I’m curious how you would actually measure who has more critical thinkers. Not that critical thinking isn’t important but it seems impossible to measure and compare.
I don’t have access to those articles. By the abstracts they seem to be rather lacking in their conclusions, mostly either just making very nebulous statements or creating a measurement model of their own which is hard to corroborate. And that’s my point: it’s really hard to say one way or the other what is best for fostering “critical thinking” and I don’t think that it’s right to just say that one educational system is better at it than another when it’s hard to define critical thinking success in any well-accepted manner.
I would love to, though I’m not all that inclined to try to get through the paywalls. A summary of what criteria you have for making a judgment one way or the other on who is better or worse at critical thinking would be much appreciated.
Though I didn’t enjoy algebra much as a kid, it does play an important part in your everyday life. Learning algebra helps you to make decisions better.For instance it helps you to decide what car to buy.By drawing up a graph and by weighing the best option you can get the best value out of your money. Finally interest rates, you will have a hard time to choose what company could give you the best if you cannot figure out the graphs and understand the concept of percentage. In order to be safe in this world you need to know your math
Lack of mathematical depth of knowledge indeed has a high social price. The Great Recession of 2008 was caused by predatory sub prime lending enabled by lack of mathematical sophistication on part of the population at large.
OK, Americans, want to return to the level of math that was available to the early agricultural communities, 5,000 years ago and forgo all knowledge that was accumulated later. Geometry that was available to ancient Egyptians, trigonometry, that existed during Columbus times, Calculus that was widely used since Renaissance.
Are we sane even to discuss it? Humans developed math, because they need it. Desperately. Math is the earliest science, that became available to humans. Math is a foundation of everything, I mean, everything that we have today. Do you think you would have internet chat rooms without math? Hollywood movies without computers that operate because of math? What kind of world do you envision, without math? Cave man already knew how to count mammoth in the herds.
Somebody argues to abandon math for the sake of … (what)?
I was offered subprime mortgage and realized the consequences, instantly. It was not a trap. My colleague took a subprime mortgage, that was eating over 60% of his monthly income. However, he did it with a full understanding of consequences. He bought a house, renovated it, flipped it, made money. Subprime mortgages are useful, if you know how to handle them.
The dilution of math curriculum, substitution of real math with something soft, like “financial literacy” will just deepen the social gap. Some people would know, how to make and count money. Others would believe in lotteries / casinos. Wall Street is very mathy.
< Finally interest rates, you will have a hard time to choose what company could give you the best if you cannot figure out the graphs and understand the concept of percentage.>
I suspect the problem was more that people who took out those loans incorrectly assumed they’d always have a job to cover the payments. It wasn’t a problem with understanding math. It was a lack of knowledge about economics and history.

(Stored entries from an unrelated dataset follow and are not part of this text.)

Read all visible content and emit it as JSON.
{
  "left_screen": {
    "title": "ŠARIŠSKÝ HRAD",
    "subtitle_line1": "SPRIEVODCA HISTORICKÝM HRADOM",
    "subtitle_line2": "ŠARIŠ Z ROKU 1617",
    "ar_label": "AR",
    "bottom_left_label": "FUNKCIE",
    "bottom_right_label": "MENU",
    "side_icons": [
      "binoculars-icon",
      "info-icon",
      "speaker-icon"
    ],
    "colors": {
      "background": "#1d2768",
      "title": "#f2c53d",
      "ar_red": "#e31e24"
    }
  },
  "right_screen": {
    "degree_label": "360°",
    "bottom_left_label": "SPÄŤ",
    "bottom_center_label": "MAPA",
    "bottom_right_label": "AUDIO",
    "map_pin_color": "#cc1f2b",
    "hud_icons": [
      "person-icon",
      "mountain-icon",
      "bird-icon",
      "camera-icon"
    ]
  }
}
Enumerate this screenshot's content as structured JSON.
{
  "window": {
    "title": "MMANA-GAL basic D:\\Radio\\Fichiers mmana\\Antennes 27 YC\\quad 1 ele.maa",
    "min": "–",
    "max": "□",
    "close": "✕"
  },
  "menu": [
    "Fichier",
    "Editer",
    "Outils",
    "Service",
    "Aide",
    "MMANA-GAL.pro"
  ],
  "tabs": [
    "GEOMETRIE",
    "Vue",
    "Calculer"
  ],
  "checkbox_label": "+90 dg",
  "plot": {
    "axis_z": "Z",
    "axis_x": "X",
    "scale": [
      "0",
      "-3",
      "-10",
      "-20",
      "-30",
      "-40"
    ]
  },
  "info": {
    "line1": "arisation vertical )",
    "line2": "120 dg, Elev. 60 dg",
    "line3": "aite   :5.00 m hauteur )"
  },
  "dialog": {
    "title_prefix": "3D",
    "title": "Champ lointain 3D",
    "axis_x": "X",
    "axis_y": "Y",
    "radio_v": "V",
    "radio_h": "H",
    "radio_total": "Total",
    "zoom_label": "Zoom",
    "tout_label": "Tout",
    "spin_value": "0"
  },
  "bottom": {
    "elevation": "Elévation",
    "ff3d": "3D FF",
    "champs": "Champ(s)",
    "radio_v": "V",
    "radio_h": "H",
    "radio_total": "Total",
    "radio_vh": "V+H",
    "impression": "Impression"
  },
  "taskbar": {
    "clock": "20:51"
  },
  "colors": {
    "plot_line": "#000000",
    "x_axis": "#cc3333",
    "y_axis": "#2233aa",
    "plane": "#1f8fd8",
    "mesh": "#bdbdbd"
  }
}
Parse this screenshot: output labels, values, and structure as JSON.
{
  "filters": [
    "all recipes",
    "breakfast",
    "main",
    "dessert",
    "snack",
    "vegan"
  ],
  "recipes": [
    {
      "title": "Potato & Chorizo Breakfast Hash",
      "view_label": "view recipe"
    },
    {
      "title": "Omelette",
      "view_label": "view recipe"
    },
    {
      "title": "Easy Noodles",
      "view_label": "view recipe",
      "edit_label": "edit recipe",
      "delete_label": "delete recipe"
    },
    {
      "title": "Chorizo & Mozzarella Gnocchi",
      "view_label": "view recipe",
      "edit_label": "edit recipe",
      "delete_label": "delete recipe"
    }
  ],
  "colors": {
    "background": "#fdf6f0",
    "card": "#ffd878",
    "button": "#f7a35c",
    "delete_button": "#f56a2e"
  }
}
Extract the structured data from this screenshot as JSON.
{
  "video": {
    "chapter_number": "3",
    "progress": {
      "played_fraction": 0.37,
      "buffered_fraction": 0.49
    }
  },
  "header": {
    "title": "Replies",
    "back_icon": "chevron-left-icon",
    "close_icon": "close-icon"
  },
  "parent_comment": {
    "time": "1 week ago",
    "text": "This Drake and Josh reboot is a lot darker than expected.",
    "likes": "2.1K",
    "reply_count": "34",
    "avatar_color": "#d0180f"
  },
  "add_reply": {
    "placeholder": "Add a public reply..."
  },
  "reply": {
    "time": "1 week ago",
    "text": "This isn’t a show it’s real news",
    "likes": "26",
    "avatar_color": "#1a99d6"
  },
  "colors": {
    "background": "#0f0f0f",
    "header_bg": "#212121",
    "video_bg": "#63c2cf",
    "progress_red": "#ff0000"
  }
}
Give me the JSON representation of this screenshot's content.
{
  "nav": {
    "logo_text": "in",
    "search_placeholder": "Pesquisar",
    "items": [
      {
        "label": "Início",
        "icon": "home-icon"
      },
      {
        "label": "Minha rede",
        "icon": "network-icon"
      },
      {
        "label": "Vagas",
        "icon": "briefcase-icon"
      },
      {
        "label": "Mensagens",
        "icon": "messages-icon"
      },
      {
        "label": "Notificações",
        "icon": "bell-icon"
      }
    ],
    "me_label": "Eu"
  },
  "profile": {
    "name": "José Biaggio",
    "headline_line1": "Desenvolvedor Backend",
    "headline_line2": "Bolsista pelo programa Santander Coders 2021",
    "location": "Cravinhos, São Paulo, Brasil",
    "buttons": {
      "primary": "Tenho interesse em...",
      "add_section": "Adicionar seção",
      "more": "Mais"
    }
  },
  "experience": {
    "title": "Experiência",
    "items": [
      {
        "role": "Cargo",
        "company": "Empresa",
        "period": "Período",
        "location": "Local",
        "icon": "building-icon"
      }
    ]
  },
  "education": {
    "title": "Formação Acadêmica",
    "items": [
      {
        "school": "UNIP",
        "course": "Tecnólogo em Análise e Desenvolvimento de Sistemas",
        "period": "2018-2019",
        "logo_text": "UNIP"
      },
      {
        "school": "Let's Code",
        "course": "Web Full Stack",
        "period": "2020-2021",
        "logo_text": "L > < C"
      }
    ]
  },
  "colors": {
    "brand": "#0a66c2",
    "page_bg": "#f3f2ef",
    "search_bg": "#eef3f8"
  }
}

I wouldn’t expect the layman to understand the details of strange financial instruments because they are convoluted by design. An economics approach of, “don’t take strange loans you can’t understand because that rarely ends well” would work better.
The thing is you’ve got to do your research before making any major purchase. That goes beyond math. If you don’t have the ability to figure it out yourself, you find a reliable source to help you out.